I've found that (sometimes) calling (NAME:REFRESH-CACHE NIL) will disrupt
whatever caching is going on enough that it will actually try to connect
again, but that doesn't always work, and is especially unreliable if the
connection is to an IP host.  Calling (IP:RESET T) usually fixes things,
but that takes a long time, and has the nasty side effect of closing any
other open connections...

So does anyone know a better way of dealing with this situation?

		-- Jamie

snicoud@ATC.BOEING.COM (Stephen Nicoud) (09/01/89)

    Date: 31 Aug 89 17:59:05 GMT
    From: jwz%teak.Berkeley.EDU@ucbvax.berkeley.edu.ARPANET  (Jamie Zawinski)


    Often when I try to connect to another machine (via copy file, or telnet, 
    or whatever) the connection times out.  Much of the time, hitting resume 
    or reinvoking the command does no good; I get the "not responding" error
    again right away, without another attempt to connect being made at all.

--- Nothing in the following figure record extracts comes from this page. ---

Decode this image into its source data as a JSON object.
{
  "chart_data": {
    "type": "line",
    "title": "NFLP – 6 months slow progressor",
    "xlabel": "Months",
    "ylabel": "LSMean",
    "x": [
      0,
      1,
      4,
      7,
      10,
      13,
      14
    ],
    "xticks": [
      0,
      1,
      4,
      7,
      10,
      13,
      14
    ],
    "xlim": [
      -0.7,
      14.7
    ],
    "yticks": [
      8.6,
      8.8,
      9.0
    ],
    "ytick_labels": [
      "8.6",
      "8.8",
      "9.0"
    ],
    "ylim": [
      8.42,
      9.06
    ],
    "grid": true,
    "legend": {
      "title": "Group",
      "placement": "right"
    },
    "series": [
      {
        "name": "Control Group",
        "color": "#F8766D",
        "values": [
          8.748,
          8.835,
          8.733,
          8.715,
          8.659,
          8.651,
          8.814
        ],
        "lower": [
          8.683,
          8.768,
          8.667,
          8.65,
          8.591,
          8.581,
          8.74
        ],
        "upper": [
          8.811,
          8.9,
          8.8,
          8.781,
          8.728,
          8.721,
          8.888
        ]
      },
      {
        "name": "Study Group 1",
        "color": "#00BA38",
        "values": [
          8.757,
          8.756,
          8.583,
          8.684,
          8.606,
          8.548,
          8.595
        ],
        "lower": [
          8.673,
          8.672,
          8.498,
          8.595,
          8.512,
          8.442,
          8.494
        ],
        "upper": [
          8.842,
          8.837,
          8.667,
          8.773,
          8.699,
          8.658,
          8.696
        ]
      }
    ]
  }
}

    I've found that (sometimes) calling (NAME:REFRESH-CACHE NIL) will disrupt
    whatever caching is going on enough that it will actually try to connect
    again, but that doesn't always work, and is especially unreliable if the
    connection is to an IP host.  Calling (IP:RESET T) usually fixes things,
    but that takes a long time, and has the nasty side effect of closing any
    other open connections...

    So does anyone know a better way of dealing with this situation?

		    -- Jamie

Yes, I've run into this as well.

Here's what I think happens.  If anyone else can correct my mistakes,
please do. 

When a connection fails, a :connection-failures property goes on the
HOST object.  I think that somewhere in that property is a TCP/IP
connection object.  It hangs around for, I think, about 4 minutes, which
just happens to be the timeout for getting rid of the TCP/IP connection
object.  Apparently retries within the four minutes attempt to reuse the
connection object and fail immediately.  After the four minutes, the
object is no longer "around" (whatever that means) and connect attempts
proceed.

Removal of the :connection-failures property from the host, allows the
system to proceed without waiting for the 4 minutes.  I use a function
which takes a host argument and does just that.

(defun free-up (host)
   (remprop (si:parse-host host) ':connection-failures))

It's not a fully detailed answer, but maybe it will help.